Vitamin C for the Winter

16 10 2007

Although I take 1000mg Vitamin C supplement every morning, I prefer to get my vitamins from food sources. In winter this can be a bit trickier since our local fresh fruits tend to be limited to apples. This is one good reason for squirreling away summer’s berries and rose hips. Broccoli, carrots and kale are other fresh sources during Skagit’s winters.

Steam juicer

One of my favorite tools for processing large amounts of fruit relatively easily is a contraption called a steam-juicer. They’re simple to use and indispensable if you want to make large quantities of juice concentrate or like to make jellies without cranking your arm off with a food mill. I love using them for apples since I don’t yet have a cider press. 🙂 I just chunk the apples leaving cores, peels and stems on and in about an hour or so, I have freshly steamed apple juice and a mass of pulp for the compost.

Bottled juice concentrate

I always process all my juices without sugar so I can sweeten them for jelly, juice or wine as required later. My favorite bottles are saline irrigation continers from the hospital since they freeze well and are nicely square. Since they’re only lightly used and made of polypropylene, I get a bit of feel-good recycling out of the deal. I have also juiced into quart jars and then canned the results.

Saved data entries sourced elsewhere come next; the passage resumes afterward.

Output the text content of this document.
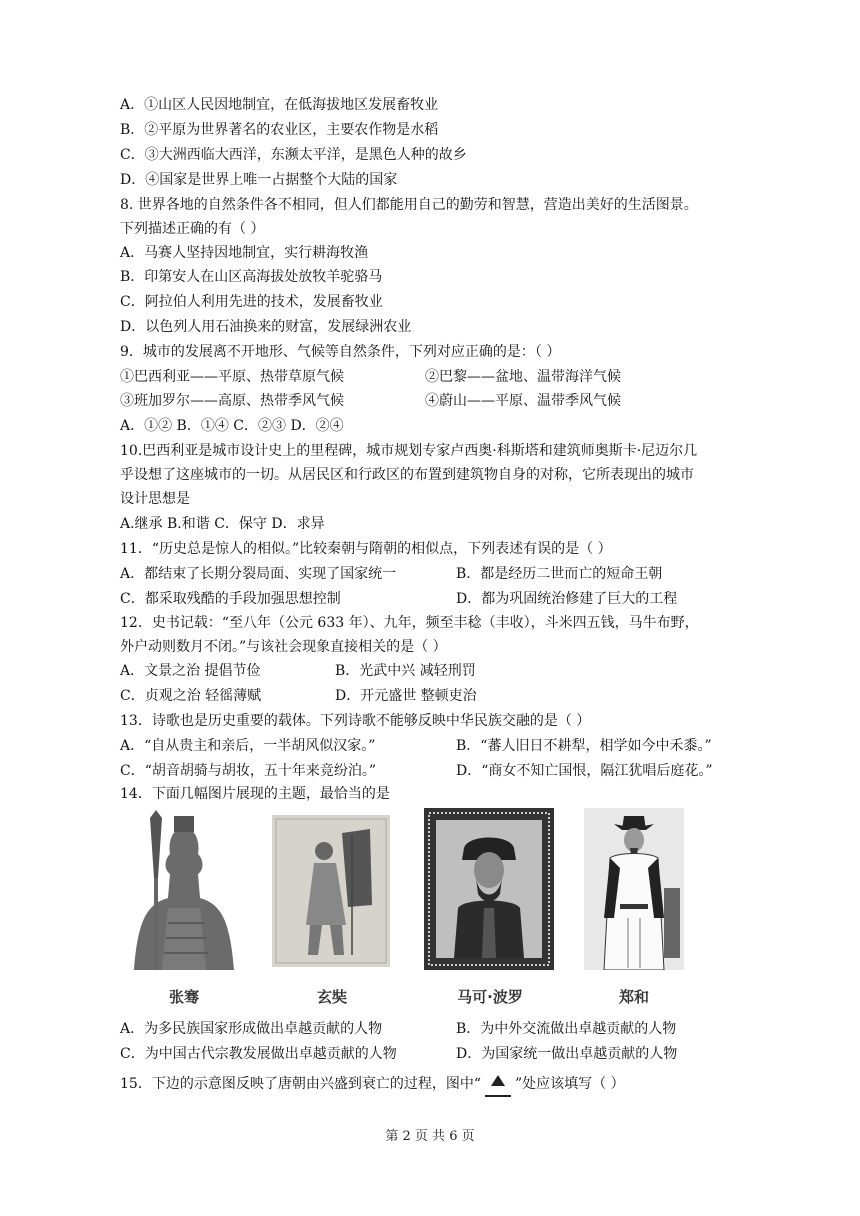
A．①山区人民因地制宜，在低海拔地区发展畜牧业
B．②平原为世界著名的农业区，主要农作物是水稻
C．③大洲西临大西洋，东濒太平洋，是黑色人种的故乡
D．④国家是世界上唯一占据整个大陆的国家
8. 世界各地的自然条件各不相同，但人们都能用自己的勤劳和智慧，营造出美好的生活图景。
下列描述正确的有（ ）
A．马赛人坚持因地制宜，实行耕海牧渔
B．印第安人在山区高海拔处放牧羊驼骆马
C．阿拉伯人利用先进的技术，发展畜牧业
D．以色列人用石油换来的财富，发展绿洲农业
9．城市的发展离不开地形、气候等自然条件，下列对应正确的是：（ ）
①巴西利亚——平原、热带草原气候	②巴黎——盆地、温带海洋气候
③班加罗尔——高原、热带季风气候	④蔚山——平原、温带季风气候
A．①② B．①④ C．②③ D．②④
10.巴西利亚是城市设计史上的里程碑，城市规划专家卢西奥·科斯塔和建筑师奥斯卡·尼迈尔几
乎设想了这座城市的一切。从居民区和行政区的布置到建筑物自身的对称，它所表现出的城市
设计思想是
A.继承 B.和谐 C．保守 D．求异
11．“历史总是惊人的相似。”比较秦朝与隋朝的相似点，下列表述有误的是（ ）
A．都结束了长期分裂局面、实现了国家统一	B．都是经历二世而亡的短命王朝
C．都采取残酷的手段加强思想控制	D．都为巩固统治修建了巨大的工程
12．史书记载：“至八年（公元 633 年）、九年，频至丰稔（丰收），斗米四五钱，马牛布野，
外户动则数月不闭。”与该社会现象直接相关的是（ ）
A．文景之治 提倡节俭	B．光武中兴 减轻刑罚
C．贞观之治 轻徭薄赋	D．开元盛世 整顿吏治
13．诗歌也是历史重要的载体。下列诗歌不能够反映中华民族交融的是（ ）
A．“自从贵主和亲后，一半胡风似汉家。”	B．“蕃人旧日不耕犁，相学如今中禾黍。”
C．“胡音胡骑与胡妆，五十年来竞纷泊。”	D．“商女不知亡国恨，隔江犹唱后庭花。”
14．下面几幅图片展现的主题，最恰当的是
张骞	玄奘	马可·波罗	郑和
A．为多民族国家形成做出卓越贡献的人物	B．为中外交流做出卓越贡献的人物
C．为中国古代宗教发展做出卓越贡献的人物	D．为国家统一做出卓越贡献的人物
15．下边的示意图反映了唐朝由兴盛到衰亡的过程，图中“ ”处应该填写（ ）
第 2 页 共 6 页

This batch was ~25 lbs. of blue elderberries that we picked on our way home from Eastern Washington. I hope to get an opportunity to pick rose hips sometime soon. The steam-juicer makes processing of those much easier since you don’t have to work so hard to remove the hairy choke. Maybe I can even beg some grapes off one of our wonderful local wineries …




5 responses

19 10 2007

The wild blue elders are so prolific! Most red elders in this neck of the woods, and they can be borderline toxic of you don’t process them right. Our European elders aren’t very happy here. We’ll be planting some wild blues (Burnt Ridge Nursery is a great source) this spring. I had one in Seattle that went from a $2 “stick”, to a 15ft tall yard-octopus in one season. So many berries! And makes yummy jelly too.

19 10 2007
Dark Days Challenge - Week #1 Recap « Urban Hennery

[…] sources if you didn’t grow your own. In an impressive show of skill she also made juice from 25 lbs. of blue elderberries using her steam juicer – […]

24 10 2007

I did the same thing with my steam juicer this year! (In fact I purchased it because elderberries are such a pain to juice) I see that you left some stems in. I was tempted to do this but have read about stems & leaves containing toxins. Do you know if the toxins can get in to the juice? I would rather steam them w/stems included next year but am a bit cautious about it. What do you think?

BTW I love elderberry juice! My husband hates it, but I make him take a drink every day as it is a flu preventative & cure.

24 10 2007

Hi Crystal! I leave only the berry stems (corymbs) and make sure there are no leaves or bark. I base this on the fact that you can find several recipes for elderflower fritters. There one actually eats the berry stems. 🙂

Also the cyanogenic glycoside in the raw fruit is destroyed by cooking. Many other fruits such as almonds, peaches, apples, etc. contain small amounts of similar toxins.

Bitter almond, in particular, is one that has restricted availability due to its hydrocyanic acid. It disappears upon cooking as well, but marzipan and other products are required to have less than 25ppm and bulk sweet almonds can only contain up to 5% bitter almonds. We have to stay safe after all. 😉

I love the juice too. It has a great herbal flavor in addition to its berryness. I’ll be passing it out this winter during flu season too! A little medicinal brandy in it might make it go down easier.

20 11 2008
Suzanne Jordan

Heat seems to destroy much of the vitamin C content in plants. The way I preserve my plants/berries to retain the vitamin C is by either an extraction with vinegar or honey. No heating required. A person can simply juice the berries and freeze as well.